About a week later I had a call from my rescue acquaintance. The rehab specialist had released the Red Tail at her clinic ( also a vet) he was better and another emergency had come and there was no time to do anything more. He was beyond the bounds of his home turf the vet couldn't tell us if the bird would return or adopt the territory it was now in.
I waited wondering if the call would ever fill the sky. I was content knowing it was healthy and safe and that was good but I missed the special feeling of having a conversation with wind and feather. 6 weeks passed and a call from the rescue friend to inquire she was thinking of the Hawk, had I seen him....no.
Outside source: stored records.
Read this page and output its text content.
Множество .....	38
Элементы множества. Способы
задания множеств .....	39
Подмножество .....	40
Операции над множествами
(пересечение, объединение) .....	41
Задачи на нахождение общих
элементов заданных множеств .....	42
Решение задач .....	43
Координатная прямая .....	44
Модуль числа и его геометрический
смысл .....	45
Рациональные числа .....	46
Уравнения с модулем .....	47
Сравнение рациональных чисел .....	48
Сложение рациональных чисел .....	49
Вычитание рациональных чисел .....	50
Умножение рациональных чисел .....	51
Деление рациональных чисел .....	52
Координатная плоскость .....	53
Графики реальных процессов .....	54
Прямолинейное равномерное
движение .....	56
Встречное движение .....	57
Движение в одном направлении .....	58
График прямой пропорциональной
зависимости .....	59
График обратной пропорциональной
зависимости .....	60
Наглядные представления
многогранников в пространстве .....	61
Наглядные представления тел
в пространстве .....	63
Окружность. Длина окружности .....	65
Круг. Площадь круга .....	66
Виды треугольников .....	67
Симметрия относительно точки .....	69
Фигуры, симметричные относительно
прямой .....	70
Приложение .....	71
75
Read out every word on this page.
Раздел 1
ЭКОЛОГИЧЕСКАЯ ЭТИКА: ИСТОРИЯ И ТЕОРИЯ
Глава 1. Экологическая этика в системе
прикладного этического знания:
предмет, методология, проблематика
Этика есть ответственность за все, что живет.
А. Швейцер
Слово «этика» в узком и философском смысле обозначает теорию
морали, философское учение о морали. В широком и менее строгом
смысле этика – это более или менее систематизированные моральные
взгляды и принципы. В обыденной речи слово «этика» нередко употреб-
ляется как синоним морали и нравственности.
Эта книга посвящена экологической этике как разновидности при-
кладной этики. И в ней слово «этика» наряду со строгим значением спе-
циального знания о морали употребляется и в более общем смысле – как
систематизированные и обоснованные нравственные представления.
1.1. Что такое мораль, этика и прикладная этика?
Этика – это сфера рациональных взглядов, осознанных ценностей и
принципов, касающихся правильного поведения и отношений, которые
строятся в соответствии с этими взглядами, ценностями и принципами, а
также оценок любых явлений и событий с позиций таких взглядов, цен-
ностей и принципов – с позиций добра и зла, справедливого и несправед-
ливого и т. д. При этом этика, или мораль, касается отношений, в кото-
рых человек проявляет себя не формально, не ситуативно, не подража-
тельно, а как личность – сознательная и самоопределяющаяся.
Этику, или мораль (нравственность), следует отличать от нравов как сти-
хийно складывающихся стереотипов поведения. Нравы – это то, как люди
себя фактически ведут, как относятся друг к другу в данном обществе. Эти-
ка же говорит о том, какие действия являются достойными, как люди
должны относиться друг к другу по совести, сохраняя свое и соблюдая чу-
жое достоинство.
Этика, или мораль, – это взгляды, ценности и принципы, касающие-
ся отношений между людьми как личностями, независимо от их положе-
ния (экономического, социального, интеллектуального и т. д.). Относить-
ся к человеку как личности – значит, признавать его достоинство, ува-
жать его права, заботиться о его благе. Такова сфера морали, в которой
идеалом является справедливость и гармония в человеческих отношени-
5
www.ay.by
The very next morning as I was out at the barn cleaning stalls a familiar call pierced the sky in jubilation. He found his way home!!! I can only imagine his making wider and wider circles looking for a familiar scene to lead him back. Six weeks of searching and looking over the woods and rivers of Eastern Ct. and he finally had seen the familiar skyline and rocky outcroppings of the farm he called home. He swooped into the barn yard in celebration and lifted high against the sun and disappeared into it. I tried to look but it was so bright. I looked all around then heard the cry form the other direction I spun and saw him coming across the long field and only a few feet behind a mate. There was conversation in the sky and I called back. He came and perched on his apple and looked at me but the mate chose a tree on the far side of the pasture, tentative and unsure of befriending the human in the barn yard. I called out and he lifted and tipped a wing as if to say thanks and they rose high on a warm updraft and disappeared.
I see Red Tail his wife and the kids on occasion. I think they use the double territory now and hunt a far 30 mile circle between where she was raised and where he was at home. They come to visit now and again and I hear the call in the sky. Red or his family circle the farm. On occasion I see them tip a wing and I am reminded of the gift I was given, to hold a bit of wind and feathers once.